I rarely consider mathematical formulas on their own to be beautiful things, but there is something quite special about one formula in particular, here it is:
e^i*pi + 1 = 0
The formula is saying 'if you rotate 1 by 180 degrees then you get -1'.
It is a very satisfying formula, it contains a plus, a multiply and a power, and it contains possibly the four most useful numbers in mathematics, 0, 1, pi and e.

Another reason why it is a special formula came to me yesterday when I was investigating how the units of measurements combine in formulas.
If we square a velocity (in metres per second) we get a value in square metres per second squared. So if you write the units as a vector [metres, seconds] then a velocity is [1, -1] and a velocity squared has units [1, -1]^2 = [2, -2].
What if you multiply two measurements together? What units do you get if you multiply a velocity by an acceleration? You get [1, -1]*[1, -2] = [2, -3].
Can you see the pattern? Well here it is... if you take a measurement to the power x then you multiply the units by x. If you multiply two measurements then you add the units together. It seems that the units operate one 'level' down from the operation on the measurements themselves.
To clarify this idea of a 'level' we need to look at hyper operators. Here they are:
a (1) b means a + b
a (2) b means a * b
a (3) b means a ^ b
So what seems to be the case is that the units of measurements A (n) B are a (n-1) b (where lower case means units of).

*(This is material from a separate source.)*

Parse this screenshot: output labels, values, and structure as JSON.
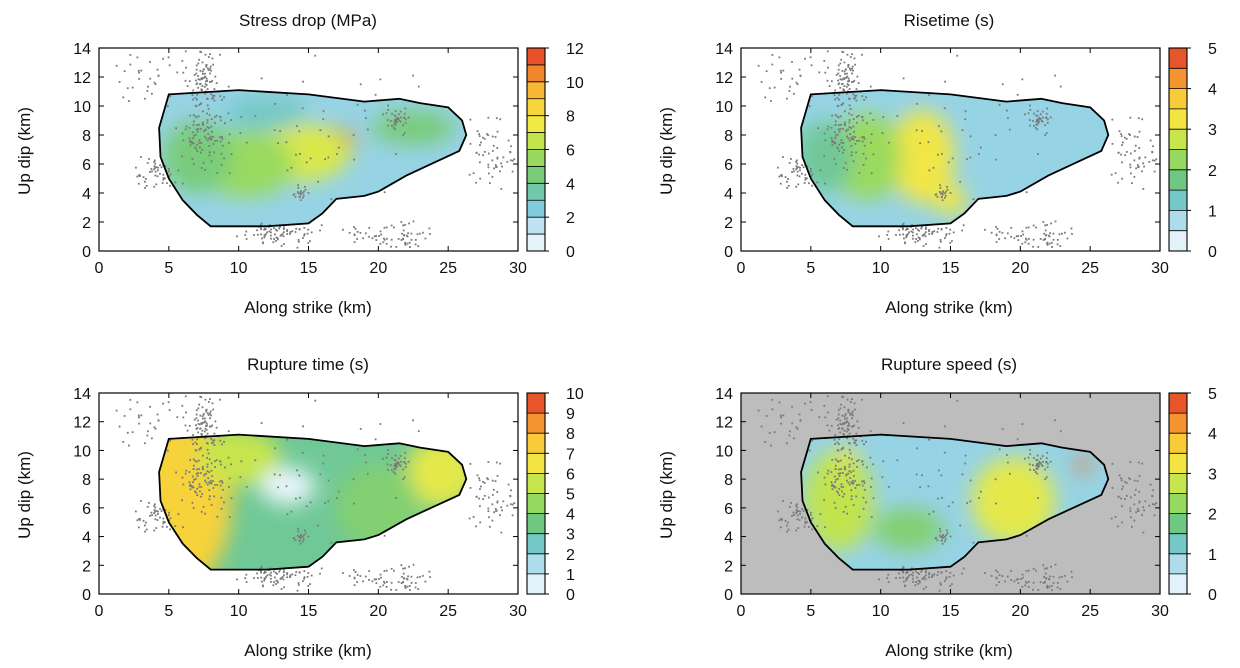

So what happens if you add two measurements together? what happens to the units? Well what are the units of a velocity plus a time? or a position plus a velocity? A tough question... you could say that the resulting measurement is unitless, but that is actually wrong, a gradient (e.g. height/width) is unitless. The sum of two measurements seems to be 'less than' unitless, unlike a unitless measurement which has a vector [0,0,..,0], the sum isn't even that, it isn't even the empty set because it isn't a set, it is just empty, void.
However, you can still sum measurements if they have the same units... an acceleration plus an acceleration still has units [1, -2].

This is interesting because it means that we have defined a (0) operator, not only that but it is different from the normal 0 hyper operator (which is succession), we have:
a (0) b = void if a different to b
a (0) b = a if a same as b (or it can equal b, same thing)
I like this new version of the 0 hyper operator (maybe we should call them ultra operators from now on), because a (0) b is a binary operator and is symmetrical.
The best part about this operator is that it has an obvious meaning that we use in every equation ever written, it is the equals operator! It is actually an important change to how '=' is interpreted. Rather than thinking of a=b being a boolean expression, it is numerical expression that either returns the equal value, or simply doesn't return. A bit like this:
operator = (a, b)
{
if (a==b)
return a;
}

Anyway, where was I? Oh yes, this brings me around to the other reason why the formula at the top of the page is special. If we write it using ultra operators it looks like this:
e (3) i (2) pi (1) 1 (0) 0

It is quite a simple formula wouldn't you agree?

It makes me wonder whether there is some more that can be learnt from it.